The Interrupters 11/10/20 3:01
The film doesn't downplay the overwhelming odds facing these interrupters. Chicago's murder problem is almost legendary, and there are certain neighborhoods which we get to know in the film in which young people aren't expected to make it past their 20s. But rather than have voice-overs discussing the issues or presenting statistics, the film focuses on the interrupters themselves, three in particular: Ameena Matthews, daughter of one of Chicago's biggest gangsters, herself a crime lieutenant until she got shot, converted to Islam, and now intervenes in the lives of at-risk youth; Cobe Williams, an ex-con with an easy-going manner, who in one very moving sequence accompanies a young man just out of prison as he goes to apologize to the victims of his robbery; and finally, Eddie Bocanegra, a young Latino man who did 14 years for murder and now does violence prevention work with kids as part of his amends. There are also excellent scenes involving the program director Tio Hardiman running meetings in which the interrupters and outreach workers share their perspectives on how to handle violent situations while taking care of oneself.

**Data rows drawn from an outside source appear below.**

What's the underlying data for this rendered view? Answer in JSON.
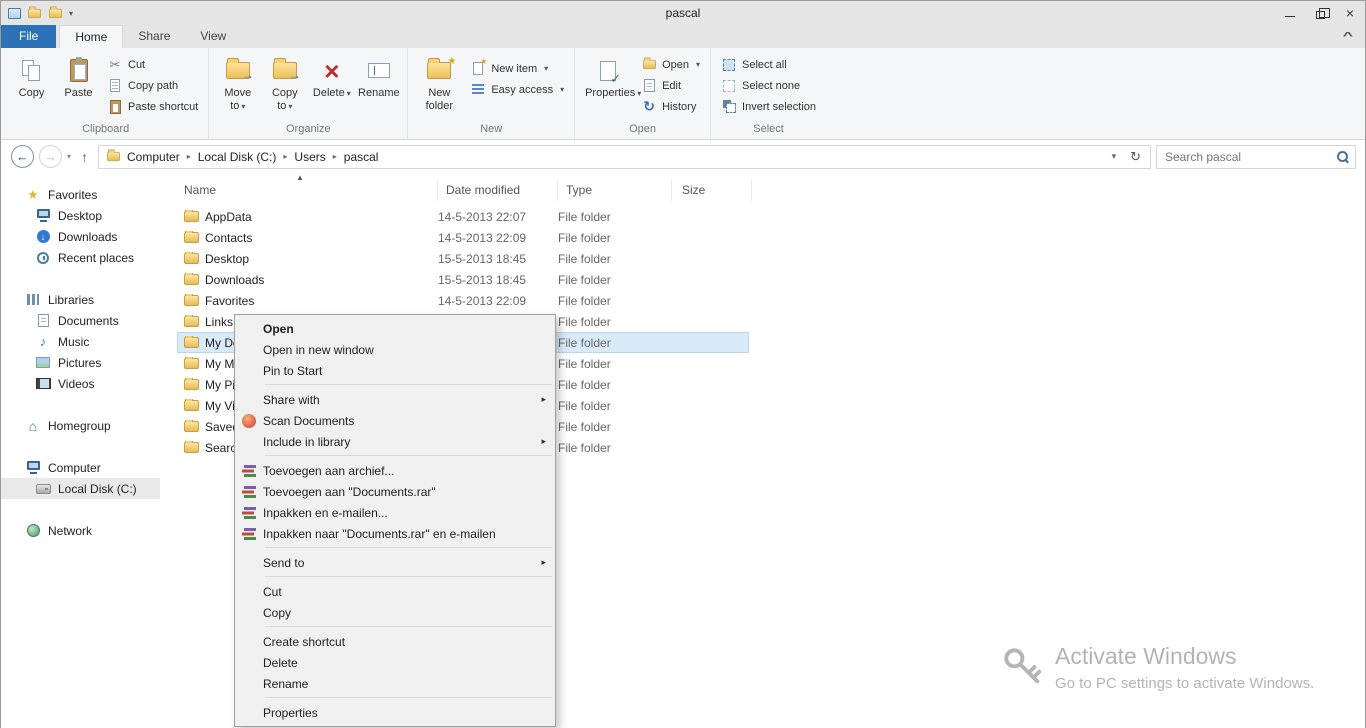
{
  "window": {
    "title": "pascal"
  },
  "icons": {
    "chevron_down": "▾",
    "chevron_right": "▸",
    "chevron_up": "^",
    "sort_asc": "▲",
    "back": "←",
    "forward": "→",
    "up": "↑",
    "down": "↓",
    "refresh": "↻",
    "close": "×",
    "delete_x": "×",
    "star": "★",
    "music": "♪",
    "cut": "✂",
    "house": "⌂",
    "history": "↻"
  },
  "ribbon": {
    "file_tab": "File",
    "tabs": [
      "Home",
      "Share",
      "View"
    ],
    "clipboard": {
      "label": "Clipboard",
      "copy": "Copy",
      "paste": "Paste",
      "cut": "Cut",
      "copy_path": "Copy path",
      "paste_shortcut": "Paste shortcut"
    },
    "organize": {
      "label": "Organize",
      "move_to": "Move to",
      "copy_to": "Copy to",
      "delete": "Delete",
      "rename": "Rename"
    },
    "new": {
      "label": "New",
      "new_folder": "New folder",
      "new_item": "New item",
      "easy_access": "Easy access"
    },
    "open": {
      "label": "Open",
      "properties": "Properties",
      "open": "Open",
      "edit": "Edit",
      "history": "History"
    },
    "select": {
      "label": "Select",
      "select_all": "Select all",
      "select_none": "Select none",
      "invert": "Invert selection"
    }
  },
  "addressbar": {
    "breadcrumb": [
      "Computer",
      "Local Disk (C:)",
      "Users",
      "pascal"
    ],
    "search_placeholder": "Search pascal"
  },
  "sidebar": {
    "items": [
      {
        "label": "Favorites"
      },
      {
        "label": "Desktop"
      },
      {
        "label": "Downloads"
      },
      {
        "label": "Recent places"
      },
      {
        "label": "Libraries"
      },
      {
        "label": "Documents"
      },
      {
        "label": "Music"
      },
      {
        "label": "Pictures"
      },
      {
        "label": "Videos"
      },
      {
        "label": "Homegroup"
      },
      {
        "label": "Computer"
      },
      {
        "label": "Local Disk (C:)"
      },
      {
        "label": "Network"
      }
    ]
  },
  "files": {
    "columns": [
      "Name",
      "Date modified",
      "Type",
      "Size"
    ],
    "rows": [
      {
        "name": "AppData",
        "date": "14-5-2013 22:07",
        "type": "File folder",
        "size": ""
      },
      {
        "name": "Contacts",
        "date": "14-5-2013 22:09",
        "type": "File folder",
        "size": ""
      },
      {
        "name": "Desktop",
        "date": "15-5-2013 18:45",
        "type": "File folder",
        "size": ""
      },
      {
        "name": "Downloads",
        "date": "15-5-2013 18:45",
        "type": "File folder",
        "size": ""
      },
      {
        "name": "Favorites",
        "date": "14-5-2013 22:09",
        "type": "File folder",
        "size": ""
      },
      {
        "name": "Links",
        "date": "",
        "type": "File folder",
        "size": ""
      },
      {
        "name": "My Do",
        "date": "",
        "type": "File folder",
        "size": ""
      },
      {
        "name": "My Mu",
        "date": "",
        "type": "File folder",
        "size": ""
      },
      {
        "name": "My Pic",
        "date": "",
        "type": "File folder",
        "size": ""
      },
      {
        "name": "My Vid",
        "date": "",
        "type": "File folder",
        "size": ""
      },
      {
        "name": "Saved",
        "date": "",
        "type": "File folder",
        "size": ""
      },
      {
        "name": "Search",
        "date": "",
        "type": "File folder",
        "size": ""
      }
    ]
  },
  "context_menu": {
    "items": [
      {
        "label": "Open"
      },
      {
        "label": "Open in new window"
      },
      {
        "label": "Pin to Start"
      },
      {
        "label": "Share with"
      },
      {
        "label": "Scan Documents"
      },
      {
        "label": "Include in library"
      },
      {
        "label": "Toevoegen aan archief..."
      },
      {
        "label": "Toevoegen aan \"Documents.rar\""
      },
      {
        "label": "Inpakken en e-mailen..."
      },
      {
        "label": "Inpakken naar \"Documents.rar\" en e-mailen"
      },
      {
        "label": "Send to"
      },
      {
        "label": "Cut"
      },
      {
        "label": "Copy"
      },
      {
        "label": "Create shortcut"
      },
      {
        "label": "Delete"
      },
      {
        "label": "Rename"
      },
      {
        "label": "Properties"
      }
    ]
  },
  "watermark": {
    "title": "Activate Windows",
    "subtitle": "Go to PC settings to activate Windows."
  }
}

The street cred of the interrupters makes them more likely to be listened to than if they were outsiders. The film also reveals the life-stories and inner lives of these three people in vivid and heart-wrenching fashion. We can see the deeply ingrained problems of economic injustice, racism, addiction, and the rage that all this inspires—CeaseFire doesn't attempt to solve these problems, nor to mediate conflicts between people. They go beyond the rights and wrongs of the situation to simply counsel non-violence as the only path with a future, working with people one at a time. It's to James' credit that he doesn't attribute magical results to the group. We learn to know the grief and suffering as much as the hope.

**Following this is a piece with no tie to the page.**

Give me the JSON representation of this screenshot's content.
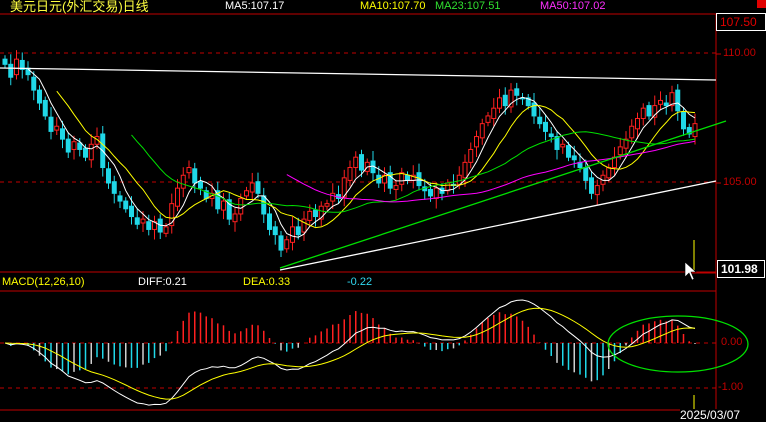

As usual in documentaries of this kind, one questions how much the presence of the camera determines what you see. Steve James believes that this can be an important part of a truthful experience, and indeed the behavior in the film seems genuine, raw and heartfelt. One comes away from The Interrupters with a sobering awareness of the tragedy of kids killing other kids, and also a deeper belief in the ability of human beings to turn around and become agents of healing.